Lionel Lee, the head of diversity engagement at Zillow, says that feeling isolated in previous recruiter positions helped influence his work today. Since 2016, Lee has assisted in creating initiatives, programs, and network centers around inclusion.

“There were very few people who looked like me. Most of the time, I was the only one,” Lee said. “I found it difficult at times to even go into work eventually. I had to make money, and I had a child that I was trying to support, so I would suppress all of those feelings and just do the job.”

However, going through the motions began to take a toll on Lee. Media coverage surrounding the shootings of unarmed Black men and boys started to ramp up nationwide, and he could not escape the news in the office. One day as frustrations and heartache built up, Lee began crying at his desk about another shooting. 

“At that time, I was the only Black person in my office, and this white woman that I worked with walked over to me and saw that I wasn’t doing well,” Lee said. 

“Did you know him?” Lee recalls the woman asking. The four words added shock to his mix of emotions forcing him to come to terms with the isolation he’d grown accustomed to in the workplace.

“It affected me more because I had no one else to talk to about it. They weren’t affected, and they didn’t feel anything,” Lee said. 

Without the emotional support from his coworkers, Lee knew it was time to pursue other opportunities. He later found a home at Zillow where he is now in charge of building  an inclusive workplace.

Since being at Zillow, Lee has helped improve mentorship programs for current workers from underrepresented groups, bolstered up the company’s employee resource groups, and implemented an internship partnership with historically Black colleges and universities. 

Improving diversity and inclusion in the workplace is not always as simple as drafting a report or having town hall meetings. Most of the work is in convincing the top dogs at the company that the initiatives are worth the effort. 

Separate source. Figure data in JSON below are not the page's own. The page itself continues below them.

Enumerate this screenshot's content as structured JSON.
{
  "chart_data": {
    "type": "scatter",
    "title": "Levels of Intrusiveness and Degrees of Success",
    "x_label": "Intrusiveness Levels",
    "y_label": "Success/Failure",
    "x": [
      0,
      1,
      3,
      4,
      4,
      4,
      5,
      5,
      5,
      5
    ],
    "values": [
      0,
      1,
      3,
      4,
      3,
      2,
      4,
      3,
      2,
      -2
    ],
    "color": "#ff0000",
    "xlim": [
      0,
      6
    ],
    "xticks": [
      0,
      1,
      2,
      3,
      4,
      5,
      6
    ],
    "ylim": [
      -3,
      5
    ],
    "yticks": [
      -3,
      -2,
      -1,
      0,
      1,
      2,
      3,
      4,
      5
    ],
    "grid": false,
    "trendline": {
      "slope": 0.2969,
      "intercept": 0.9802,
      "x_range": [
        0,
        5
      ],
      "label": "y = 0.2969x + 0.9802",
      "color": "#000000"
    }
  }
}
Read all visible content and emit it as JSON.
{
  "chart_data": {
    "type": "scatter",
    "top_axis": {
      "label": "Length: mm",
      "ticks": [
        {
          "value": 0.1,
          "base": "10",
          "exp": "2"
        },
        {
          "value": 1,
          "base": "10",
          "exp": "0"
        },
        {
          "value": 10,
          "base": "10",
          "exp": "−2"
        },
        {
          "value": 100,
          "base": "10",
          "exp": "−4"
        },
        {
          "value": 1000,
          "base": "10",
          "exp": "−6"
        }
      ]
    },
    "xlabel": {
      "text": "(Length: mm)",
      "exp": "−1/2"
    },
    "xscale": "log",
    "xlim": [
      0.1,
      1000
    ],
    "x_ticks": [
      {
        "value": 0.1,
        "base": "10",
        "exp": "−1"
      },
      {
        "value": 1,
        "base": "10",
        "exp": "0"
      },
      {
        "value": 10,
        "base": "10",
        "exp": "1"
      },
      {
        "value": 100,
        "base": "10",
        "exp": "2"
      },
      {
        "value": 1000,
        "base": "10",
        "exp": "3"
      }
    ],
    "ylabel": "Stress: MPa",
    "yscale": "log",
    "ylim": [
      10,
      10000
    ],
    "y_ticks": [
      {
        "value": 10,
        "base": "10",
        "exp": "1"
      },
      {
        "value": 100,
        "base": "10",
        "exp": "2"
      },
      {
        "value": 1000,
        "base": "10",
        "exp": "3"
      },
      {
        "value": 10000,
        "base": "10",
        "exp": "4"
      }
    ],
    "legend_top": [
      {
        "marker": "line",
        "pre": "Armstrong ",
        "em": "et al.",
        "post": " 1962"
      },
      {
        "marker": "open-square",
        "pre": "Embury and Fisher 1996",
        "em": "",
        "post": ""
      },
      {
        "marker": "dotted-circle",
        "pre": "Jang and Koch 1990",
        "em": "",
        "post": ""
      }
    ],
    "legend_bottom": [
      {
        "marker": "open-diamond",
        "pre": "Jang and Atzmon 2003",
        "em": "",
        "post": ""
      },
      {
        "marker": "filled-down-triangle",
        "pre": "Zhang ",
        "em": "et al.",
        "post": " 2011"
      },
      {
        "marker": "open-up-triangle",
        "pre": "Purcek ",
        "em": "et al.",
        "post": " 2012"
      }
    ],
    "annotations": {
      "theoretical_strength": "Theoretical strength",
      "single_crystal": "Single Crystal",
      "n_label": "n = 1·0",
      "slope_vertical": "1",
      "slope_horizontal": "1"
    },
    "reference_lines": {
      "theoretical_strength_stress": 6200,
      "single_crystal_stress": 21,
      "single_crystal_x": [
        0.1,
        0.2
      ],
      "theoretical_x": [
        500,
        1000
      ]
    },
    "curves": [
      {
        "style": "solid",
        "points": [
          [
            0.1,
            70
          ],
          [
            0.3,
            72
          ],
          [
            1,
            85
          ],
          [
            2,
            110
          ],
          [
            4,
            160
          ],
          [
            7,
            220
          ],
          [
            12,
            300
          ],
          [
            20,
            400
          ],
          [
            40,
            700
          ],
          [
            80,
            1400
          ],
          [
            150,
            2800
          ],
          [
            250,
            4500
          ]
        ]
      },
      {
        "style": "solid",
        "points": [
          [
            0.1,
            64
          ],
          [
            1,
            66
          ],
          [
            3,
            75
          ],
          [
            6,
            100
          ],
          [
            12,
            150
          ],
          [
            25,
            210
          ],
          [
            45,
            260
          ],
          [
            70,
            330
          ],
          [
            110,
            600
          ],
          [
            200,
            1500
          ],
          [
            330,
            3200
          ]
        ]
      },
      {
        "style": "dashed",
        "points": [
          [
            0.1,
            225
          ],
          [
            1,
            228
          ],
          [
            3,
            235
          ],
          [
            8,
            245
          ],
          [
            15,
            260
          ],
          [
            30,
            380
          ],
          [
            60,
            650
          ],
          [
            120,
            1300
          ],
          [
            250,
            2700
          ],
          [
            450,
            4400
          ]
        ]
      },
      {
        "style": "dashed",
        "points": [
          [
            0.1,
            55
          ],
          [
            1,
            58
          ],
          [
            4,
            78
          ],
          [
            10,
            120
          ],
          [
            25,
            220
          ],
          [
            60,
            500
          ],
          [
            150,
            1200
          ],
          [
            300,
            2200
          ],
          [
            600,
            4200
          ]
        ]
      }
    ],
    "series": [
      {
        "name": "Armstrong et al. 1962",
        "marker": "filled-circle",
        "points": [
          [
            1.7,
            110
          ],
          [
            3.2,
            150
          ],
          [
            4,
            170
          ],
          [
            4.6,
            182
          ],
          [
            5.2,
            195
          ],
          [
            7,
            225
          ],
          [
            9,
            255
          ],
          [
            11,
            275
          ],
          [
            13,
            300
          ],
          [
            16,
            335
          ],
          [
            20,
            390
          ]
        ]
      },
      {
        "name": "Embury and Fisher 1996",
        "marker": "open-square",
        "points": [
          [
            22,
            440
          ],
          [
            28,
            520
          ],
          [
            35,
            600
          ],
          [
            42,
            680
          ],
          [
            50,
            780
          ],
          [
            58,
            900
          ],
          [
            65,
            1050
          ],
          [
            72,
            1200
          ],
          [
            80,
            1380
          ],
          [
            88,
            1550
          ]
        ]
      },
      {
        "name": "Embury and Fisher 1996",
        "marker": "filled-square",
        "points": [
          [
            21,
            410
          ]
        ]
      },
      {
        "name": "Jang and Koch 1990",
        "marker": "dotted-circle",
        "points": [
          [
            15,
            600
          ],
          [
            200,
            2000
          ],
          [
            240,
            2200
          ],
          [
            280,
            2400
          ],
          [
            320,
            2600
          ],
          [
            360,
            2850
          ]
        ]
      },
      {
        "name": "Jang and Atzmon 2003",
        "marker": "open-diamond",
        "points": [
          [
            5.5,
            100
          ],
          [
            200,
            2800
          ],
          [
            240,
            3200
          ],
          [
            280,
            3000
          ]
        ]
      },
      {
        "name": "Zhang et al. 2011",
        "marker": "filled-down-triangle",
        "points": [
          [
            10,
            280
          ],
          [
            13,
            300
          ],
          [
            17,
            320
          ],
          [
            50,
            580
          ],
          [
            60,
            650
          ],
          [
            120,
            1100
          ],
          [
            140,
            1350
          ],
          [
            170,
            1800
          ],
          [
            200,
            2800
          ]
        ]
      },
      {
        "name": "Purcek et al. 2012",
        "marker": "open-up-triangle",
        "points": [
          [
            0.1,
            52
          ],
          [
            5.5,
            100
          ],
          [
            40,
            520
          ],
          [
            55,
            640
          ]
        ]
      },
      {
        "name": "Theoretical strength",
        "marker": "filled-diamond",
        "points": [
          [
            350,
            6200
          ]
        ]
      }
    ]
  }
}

“You have to make sure that they internalize why it is important for them,” Lee said. “People have to see the need for change, not just understand the business case for it.”

Lee said that his team is also working on some experimental ways to build a more inclusive environment within Zillow and that he’s using his time with the company to give back. 

“I feel like I’m making some kind of impact. I’m here to make sure that others don’t have to go through what I went through,” Lee said. “I want to make sure that others have the opportunity to actually enjoy their work.”

On a broader scale, Lee hopes that his projects will inspire other companies to make underrepresented groups feel more welcomed in the office. 

“It is important for me that as a company, we are giving people room to express and acknowledge things are happening and affecting them in a certain way,” Lee said. “My hope is that we do things here at Zillow that others will want to replicate.”